I’m not disputing that mindfulness can work for some people, it can! But I think the key part of that sentence is “for some”. It saddens me that there is so little out there on people’s varying experiences; if we are constantly seeing all the incredible benefits and the person we could be if we practiced mindfulness then we are only going to feel more isolated if we find it far too difficult to do. The idea that “one size fits all” does not exist and I think mindfulness can be guilty of promoting that.

To me, being mindful can even be realising that, you know, this mindfulness malarkey just isn’t for me.


2 thoughts on “Mindfulness: The Good, the Bad & the Ugly

  1. Hey there!

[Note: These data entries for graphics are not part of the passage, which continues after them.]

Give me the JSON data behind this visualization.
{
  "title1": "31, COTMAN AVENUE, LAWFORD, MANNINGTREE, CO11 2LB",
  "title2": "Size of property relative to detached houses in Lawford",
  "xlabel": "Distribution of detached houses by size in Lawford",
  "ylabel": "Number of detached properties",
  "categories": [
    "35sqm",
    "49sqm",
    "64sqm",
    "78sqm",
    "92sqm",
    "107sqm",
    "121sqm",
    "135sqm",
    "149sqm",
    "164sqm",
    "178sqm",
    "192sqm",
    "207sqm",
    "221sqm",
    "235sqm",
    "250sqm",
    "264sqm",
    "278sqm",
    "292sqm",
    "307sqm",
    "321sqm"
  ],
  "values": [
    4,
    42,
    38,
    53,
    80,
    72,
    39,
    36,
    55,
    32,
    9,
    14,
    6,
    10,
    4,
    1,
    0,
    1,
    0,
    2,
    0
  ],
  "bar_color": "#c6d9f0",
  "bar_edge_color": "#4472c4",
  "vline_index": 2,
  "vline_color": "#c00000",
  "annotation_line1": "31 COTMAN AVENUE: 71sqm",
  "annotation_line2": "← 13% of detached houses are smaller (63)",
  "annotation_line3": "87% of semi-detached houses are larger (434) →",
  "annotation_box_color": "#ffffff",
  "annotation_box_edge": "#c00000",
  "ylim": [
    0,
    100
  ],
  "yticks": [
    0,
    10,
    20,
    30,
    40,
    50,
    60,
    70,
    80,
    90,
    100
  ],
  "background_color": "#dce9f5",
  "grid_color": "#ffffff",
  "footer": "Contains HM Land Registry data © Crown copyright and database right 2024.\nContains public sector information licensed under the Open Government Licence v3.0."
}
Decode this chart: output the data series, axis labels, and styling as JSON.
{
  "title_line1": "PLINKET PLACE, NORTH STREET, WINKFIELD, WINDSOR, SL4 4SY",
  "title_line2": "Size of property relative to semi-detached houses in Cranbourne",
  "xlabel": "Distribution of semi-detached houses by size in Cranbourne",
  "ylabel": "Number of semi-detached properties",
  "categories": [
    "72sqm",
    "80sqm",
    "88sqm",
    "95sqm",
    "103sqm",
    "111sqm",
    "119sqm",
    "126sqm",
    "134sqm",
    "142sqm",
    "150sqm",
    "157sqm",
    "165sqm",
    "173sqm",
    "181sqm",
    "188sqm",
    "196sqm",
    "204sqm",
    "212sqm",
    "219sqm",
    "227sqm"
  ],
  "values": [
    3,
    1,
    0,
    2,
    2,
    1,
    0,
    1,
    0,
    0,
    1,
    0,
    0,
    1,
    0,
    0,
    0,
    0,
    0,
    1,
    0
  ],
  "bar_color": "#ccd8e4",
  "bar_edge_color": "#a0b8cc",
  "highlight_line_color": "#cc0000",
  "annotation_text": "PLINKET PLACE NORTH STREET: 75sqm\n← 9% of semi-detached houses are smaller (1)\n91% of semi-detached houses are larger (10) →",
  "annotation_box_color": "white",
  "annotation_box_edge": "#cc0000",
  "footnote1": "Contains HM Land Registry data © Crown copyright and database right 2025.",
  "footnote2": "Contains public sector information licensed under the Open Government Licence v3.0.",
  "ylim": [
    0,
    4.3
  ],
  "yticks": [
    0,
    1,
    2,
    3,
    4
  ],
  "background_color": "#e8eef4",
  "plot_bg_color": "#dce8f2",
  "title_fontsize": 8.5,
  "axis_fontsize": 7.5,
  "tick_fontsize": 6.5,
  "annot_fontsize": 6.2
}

I liked this article and how it isn’t one sided as you find many are with mindfulness. I have seen it work for many people and your right, it is everywhere! The recent hospital i worked it was going ga ga over it. To me mindfulness is actually not about meditation at all, it is about bringing yourself to the very here and now. Felling only what you feel in that exact moment, forgetting ever other thought that is in your mind and concentrating on what your doing whether it be colouring, washing your hands or staring at a tree on a windy day. It is feeling that wind move your hair, and only feeling that. I have seen it work for a few people. However i myself, it does the ugly to me. I think my anxiety is too deeply set and it does worsen my disassociation, i actually feel ready to faint when i do it at times. So yep, very good article. Enjoyed seeing someone show all the sides! x

    Liked by 1 person

    1. Thankyou so much for your comment, I’m glad you enjoyed it. It sounds like you have definitely experienced the ugly side which is again proof that there really is not a ‘one size fits all’ when it comes to this practice!